NVIDIA and its partners, as well as AAA-developers and game engine gurus like Epic Games, keep throwing their impressive demos at us at an accelerating rate.
These feature the recently announced real-time ray tracing tool-set of Microsoft DirectX 12 as well as the (claimed) performance benefits proposed by NVIDIA's proprietary RTX technology available in their Volta GPU lineup, which in theory should give the developers new tools for achieving never before seen realism in games and real-time visual applications.
There's a demo by the Epic team I found particularly impressive:
Looking at these beautiful images one can expect NVIDIA RTX and DirectX DXR to do more than they are actually capable of. Some might even think that the time has come when we can ray trace the whole scene in real-time and say good bye to the good old rasterization.

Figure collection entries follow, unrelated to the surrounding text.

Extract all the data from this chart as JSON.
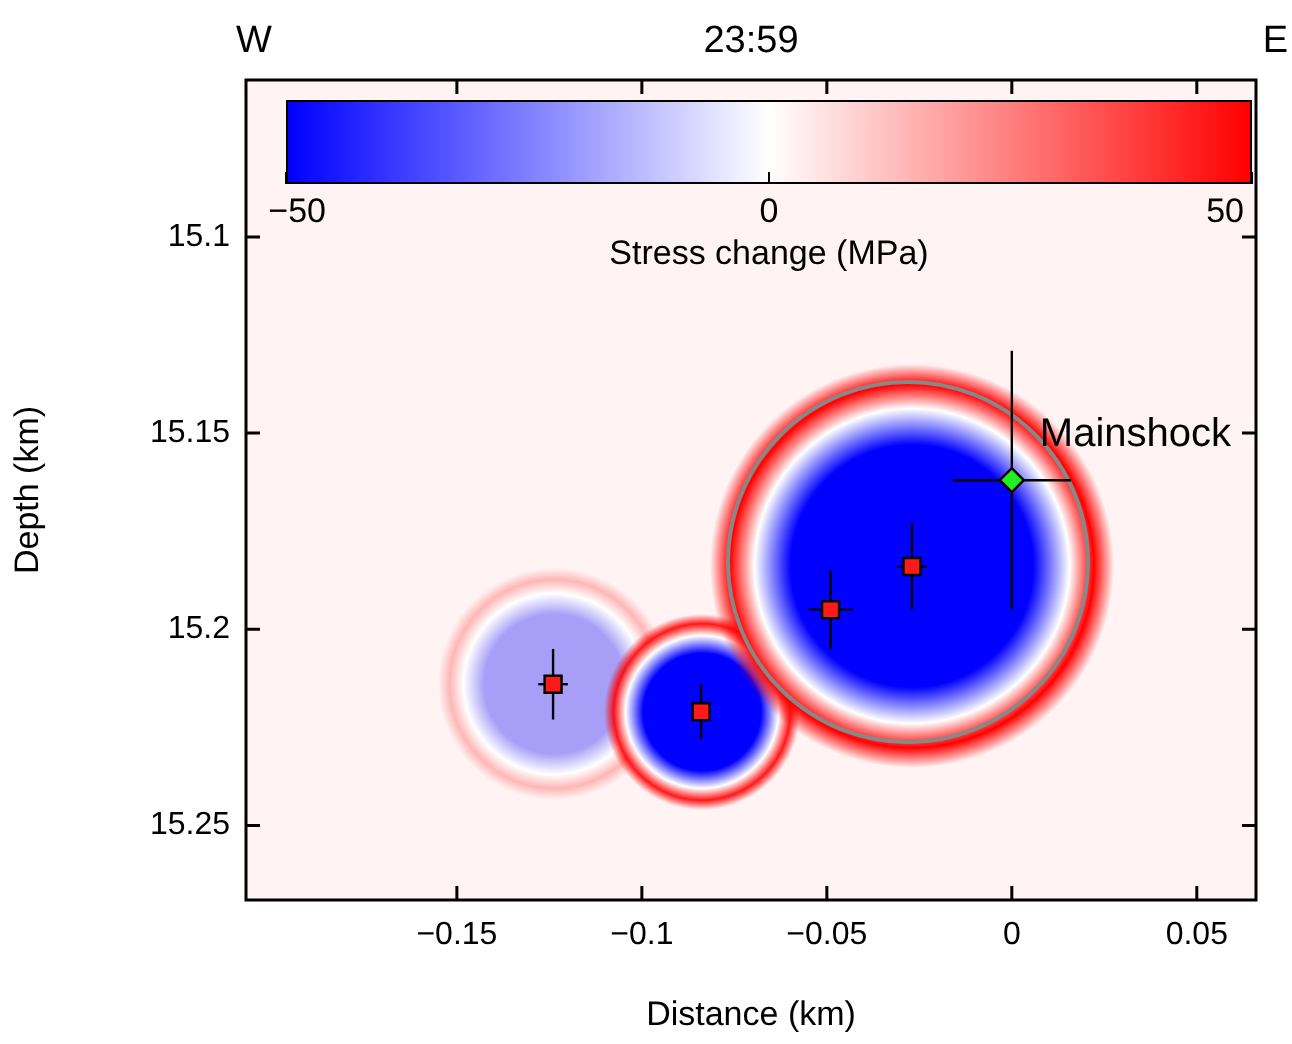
{
  "chart_data": {
    "type": "scatter",
    "title": "23:59",
    "xlabel": "Distance (km)",
    "ylabel": "Depth (km)",
    "clabel": "Stress change (MPa)",
    "xlim": [
      -0.207,
      0.066
    ],
    "xticks": [
      -0.15,
      -0.1,
      -0.05,
      0,
      0.05
    ],
    "ylim": [
      15.269,
      15.06
    ],
    "yticks": [
      15.1,
      15.15,
      15.2,
      15.25
    ],
    "grid": false,
    "legend": false,
    "annotations": [
      "W",
      "E",
      {
        "text": "Mainshock",
        "x": 0,
        "y": 15.162
      },
      "−50",
      "0",
      "50"
    ],
    "series": [
      {
        "color": "#ff1a1a",
        "marker": "square",
        "x": [
          -0.124,
          -0.084,
          -0.049,
          -0.027
        ],
        "values": [
          15.214,
          15.221,
          15.195,
          15.184
        ],
        "errors": [
          0.009,
          0.007,
          0.01,
          0.011
        ],
        "xerrors": [
          0.004,
          0.002,
          0.006,
          0.004
        ]
      },
      {
        "color": "#22ee22",
        "marker": "diamond",
        "x": [
          0
        ],
        "values": [
          15.162
        ],
        "errors": [
          0.033
        ],
        "xerrors": [
          0.016
        ]
      }
    ]
  }
}
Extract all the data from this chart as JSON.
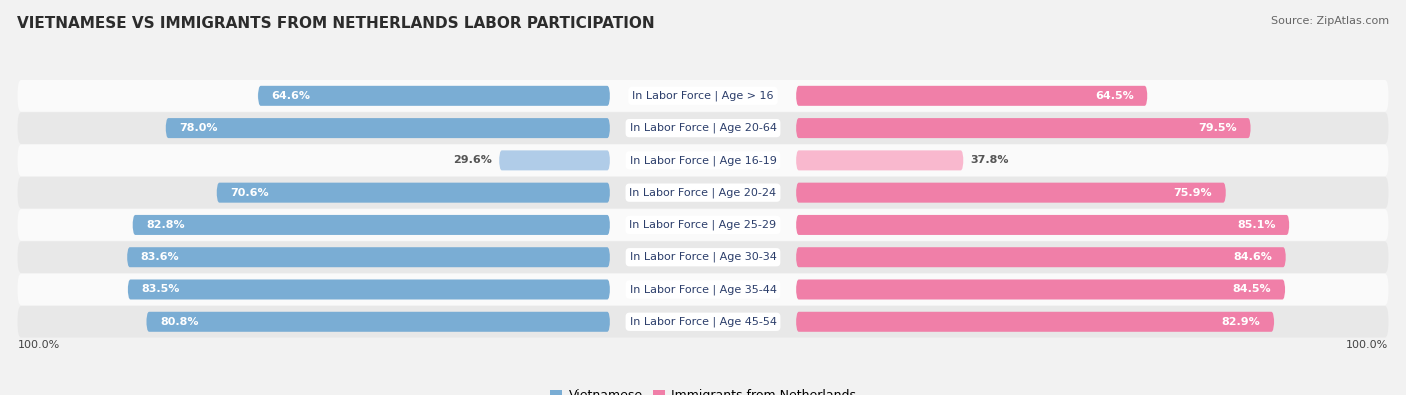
{
  "title": "VIETNAMESE VS IMMIGRANTS FROM NETHERLANDS LABOR PARTICIPATION",
  "source": "Source: ZipAtlas.com",
  "categories": [
    "In Labor Force | Age > 16",
    "In Labor Force | Age 20-64",
    "In Labor Force | Age 16-19",
    "In Labor Force | Age 20-24",
    "In Labor Force | Age 25-29",
    "In Labor Force | Age 30-34",
    "In Labor Force | Age 35-44",
    "In Labor Force | Age 45-54"
  ],
  "vietnamese": [
    64.6,
    78.0,
    29.6,
    70.6,
    82.8,
    83.6,
    83.5,
    80.8
  ],
  "netherlands": [
    64.5,
    79.5,
    37.8,
    75.9,
    85.1,
    84.6,
    84.5,
    82.9
  ],
  "viet_color": "#7aadd4",
  "viet_color_light": "#b0cce8",
  "neth_color": "#f07fa8",
  "neth_color_light": "#f9b8ce",
  "background_color": "#f2f2f2",
  "row_bg_light": "#fafafa",
  "row_bg_dark": "#e8e8e8",
  "max_val": 100.0,
  "legend_viet": "Vietnamese",
  "legend_neth": "Immigrants from Netherlands",
  "light_threshold": 50.0,
  "title_fontsize": 11,
  "source_fontsize": 8,
  "label_fontsize": 8,
  "cat_fontsize": 8,
  "axis_fontsize": 8
}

There's an excellent article available at PC Perspective you should definitely check out if you're interested in the current state of the technology and the relationship between Microsoft DirectX Raytracing and NVIDIA RTX, which without any explanation can be quite confusing, seeing how NVIDIA heavily focuses on the native hardware-accelerated tech which RTX is, whist Microsoft stresses out that DirecX DXR is an extension of an existing DX tool-set and compatible with all of the future certified DX12-capable graphics cards (since the world of computer graphics doesn't revolve solely around NVIDIA and its products, you know).
So here I am to quickly summarize what RTX and DXR are really capable of at the moment of writing and what they are good (and not so good) for.

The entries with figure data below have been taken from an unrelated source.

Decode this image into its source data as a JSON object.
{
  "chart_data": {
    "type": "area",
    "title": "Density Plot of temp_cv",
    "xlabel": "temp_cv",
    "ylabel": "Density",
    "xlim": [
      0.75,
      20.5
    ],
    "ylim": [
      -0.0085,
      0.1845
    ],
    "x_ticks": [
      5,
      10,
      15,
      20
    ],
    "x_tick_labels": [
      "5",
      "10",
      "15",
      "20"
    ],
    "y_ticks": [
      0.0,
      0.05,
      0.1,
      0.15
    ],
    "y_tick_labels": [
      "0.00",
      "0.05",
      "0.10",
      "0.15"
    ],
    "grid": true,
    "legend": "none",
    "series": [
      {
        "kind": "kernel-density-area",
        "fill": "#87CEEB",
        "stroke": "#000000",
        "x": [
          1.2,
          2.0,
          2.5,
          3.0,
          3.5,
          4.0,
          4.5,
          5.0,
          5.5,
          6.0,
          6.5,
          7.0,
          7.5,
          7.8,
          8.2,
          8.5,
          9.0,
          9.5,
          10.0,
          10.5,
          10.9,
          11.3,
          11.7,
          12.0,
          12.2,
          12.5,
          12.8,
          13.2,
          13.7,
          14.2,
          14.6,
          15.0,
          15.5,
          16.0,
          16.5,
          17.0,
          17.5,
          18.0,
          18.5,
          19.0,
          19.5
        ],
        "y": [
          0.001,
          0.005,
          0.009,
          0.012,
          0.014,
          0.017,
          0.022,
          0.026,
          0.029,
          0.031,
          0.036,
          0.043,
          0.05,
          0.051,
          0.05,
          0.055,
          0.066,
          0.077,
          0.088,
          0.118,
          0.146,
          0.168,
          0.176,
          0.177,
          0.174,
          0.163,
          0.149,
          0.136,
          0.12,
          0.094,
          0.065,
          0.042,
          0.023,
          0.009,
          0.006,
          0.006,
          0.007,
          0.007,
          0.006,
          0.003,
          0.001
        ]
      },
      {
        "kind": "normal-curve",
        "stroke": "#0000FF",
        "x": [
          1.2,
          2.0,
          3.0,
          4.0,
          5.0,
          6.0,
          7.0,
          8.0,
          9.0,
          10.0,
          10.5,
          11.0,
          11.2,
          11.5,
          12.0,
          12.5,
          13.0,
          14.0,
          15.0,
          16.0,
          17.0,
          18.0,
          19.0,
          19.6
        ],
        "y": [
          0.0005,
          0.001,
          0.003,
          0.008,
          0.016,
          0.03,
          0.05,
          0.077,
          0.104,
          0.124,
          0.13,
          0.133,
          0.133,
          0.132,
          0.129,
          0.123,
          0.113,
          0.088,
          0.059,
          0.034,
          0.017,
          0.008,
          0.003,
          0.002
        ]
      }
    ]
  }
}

Whenever I hear the term "real-time ray-tracing", I immediately think of some of the earlier RTRT experiments done by Ray Tracey and OTOY Brigade. You know, those impressive, yet noisy and not quite real-time demos with mirror-only reflections and lots a lots of convolving noisy rendered frames.
Like this one:
I wouldn't dream of seeing something actually ray-traced in real-time at 30fps without any noise in the upcoming 5-10 years. Little did I know, NVIDIA and Microsoft had the same idea and put their best minds to the task.

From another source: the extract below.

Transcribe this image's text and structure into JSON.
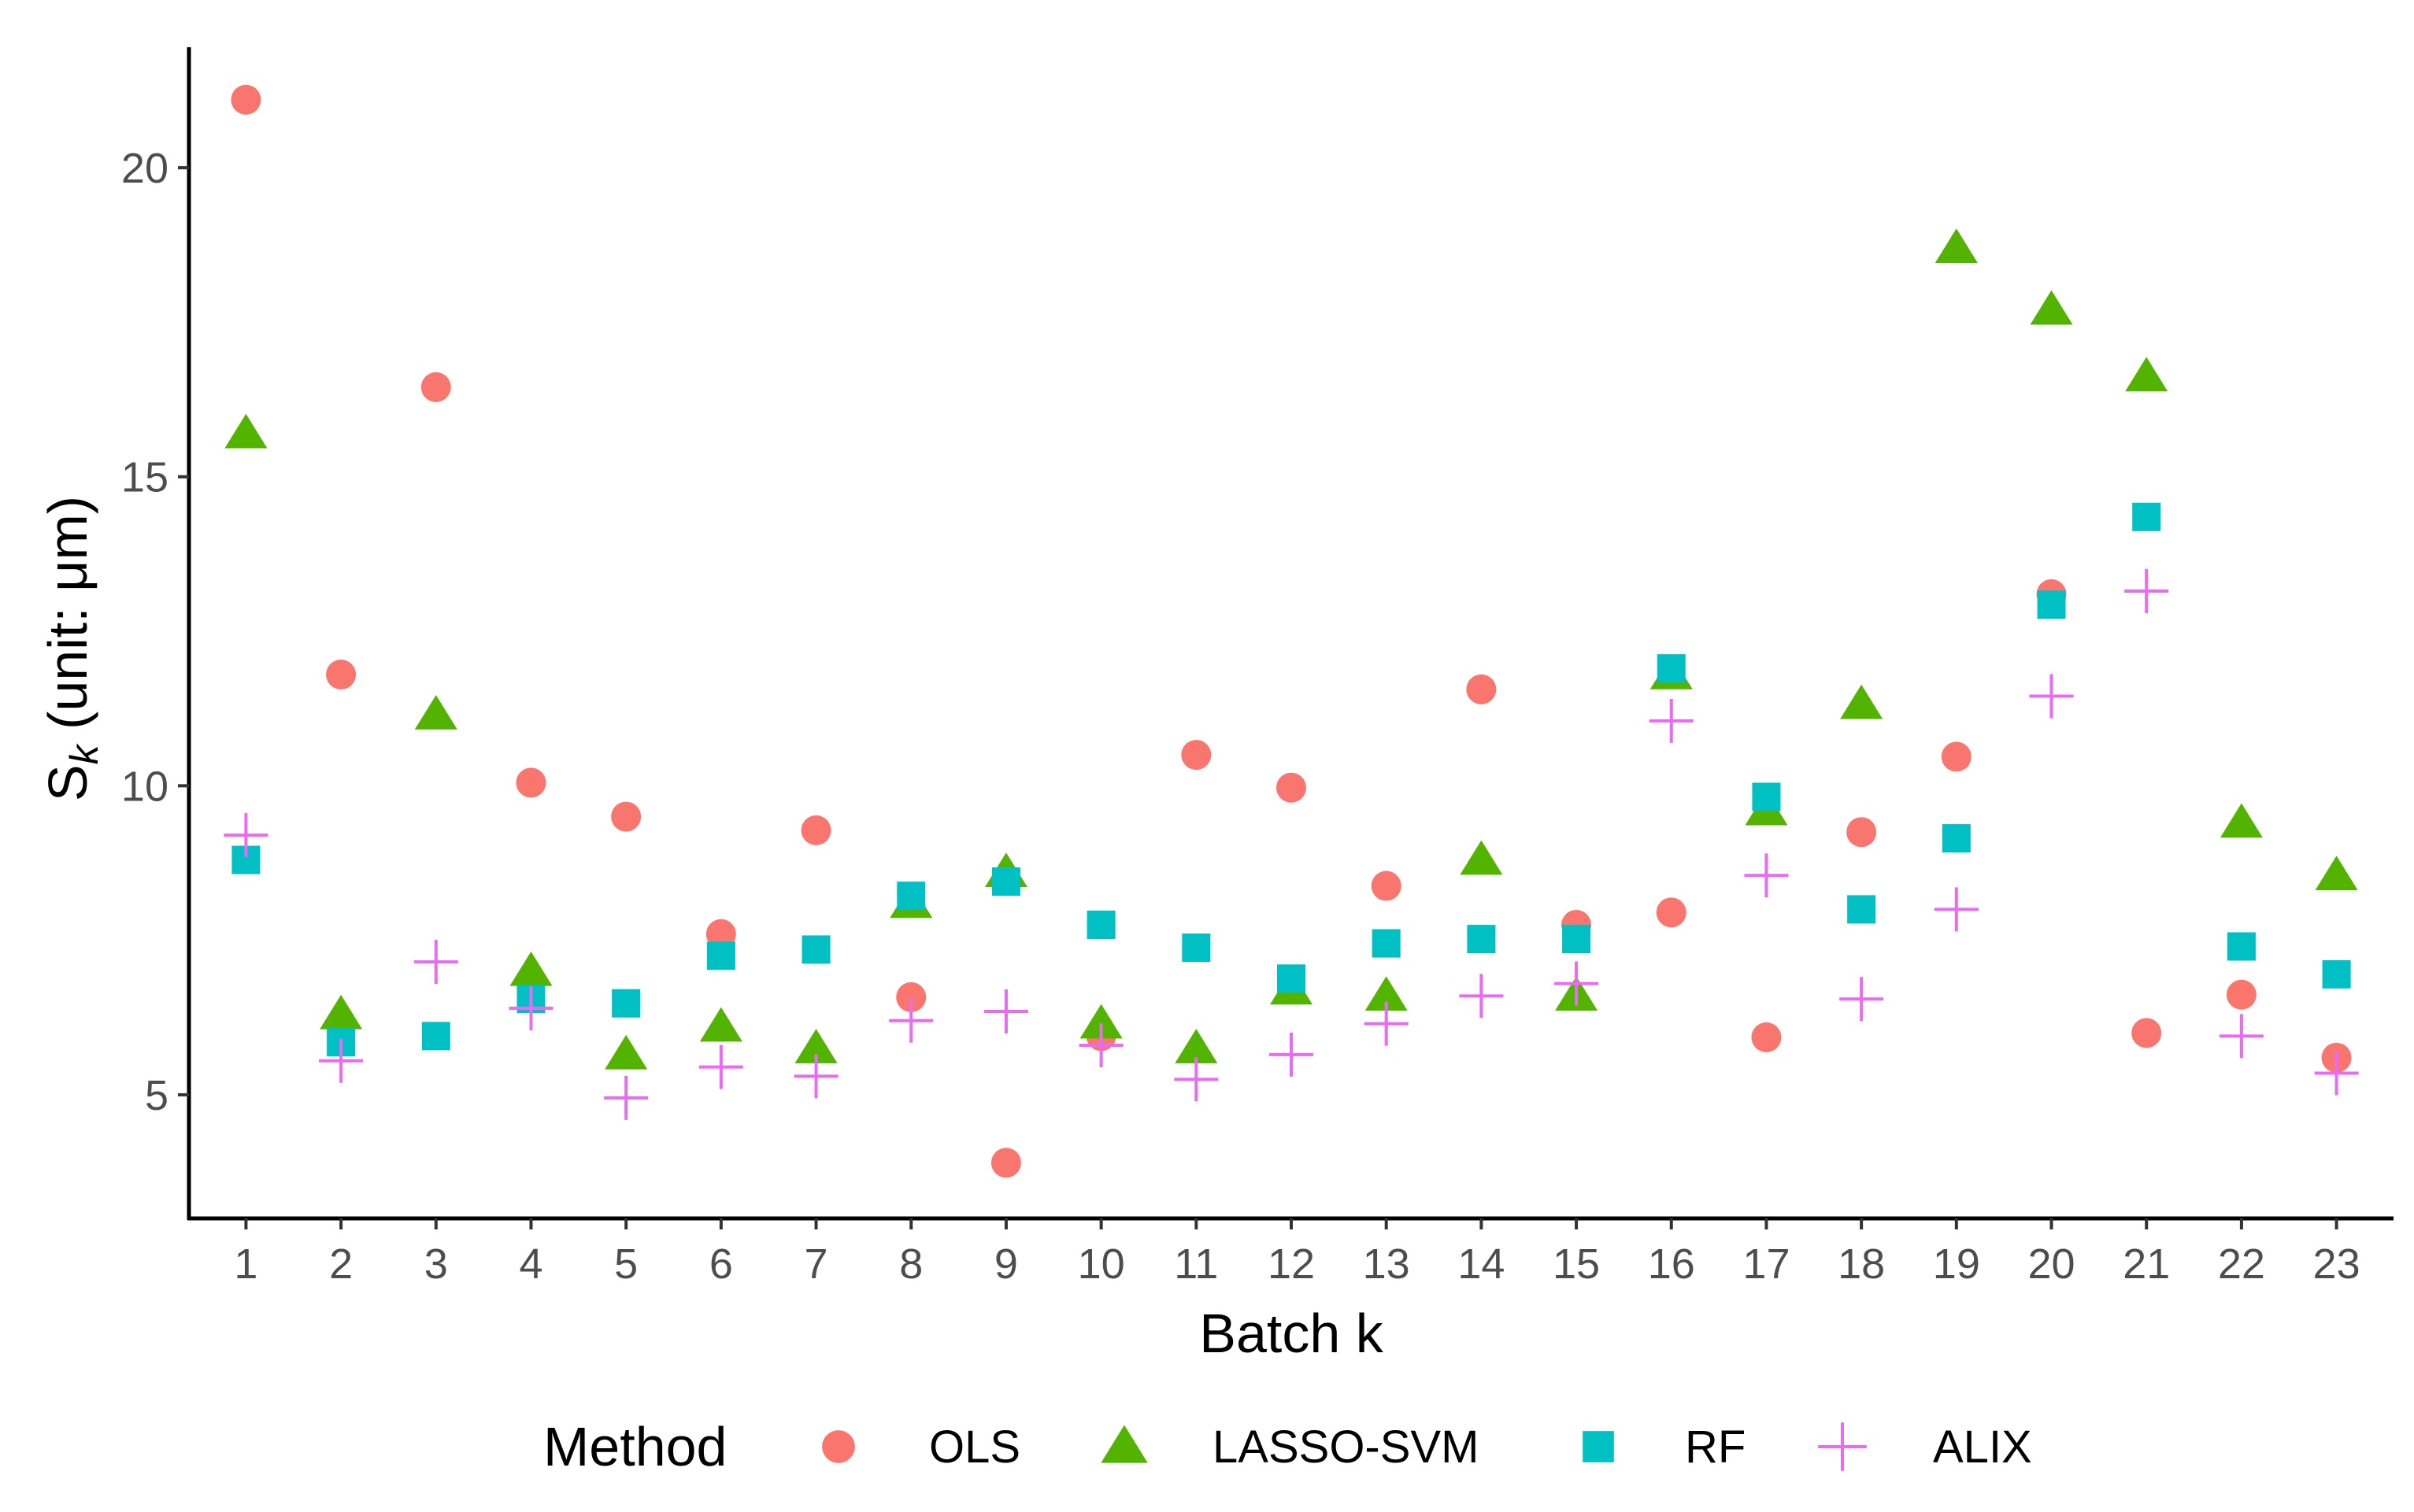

This demo, developed by EA (believe it or not) is running on NVIDIA's newest lineup of VOLTA GPUs, which means that VOLTA is also on the way! Yay! NVIDIA RTX tech sure looks promising.
Can you imagine what will happen to offline CUDA ray-tracers following this announcement? Hopefully their devs will be able to make this amazing tech a part of the rendering pipeline ASAP. Otherwise, C'est la vie: you've been REKT by a real-time ray-tracing solution.
Just kidding. We gotta test this thing out first and only then will be able to tell whether we've been led to believe in yet another fairy tale or that you need like 8 VOLTAS to run this demo which would be a let down.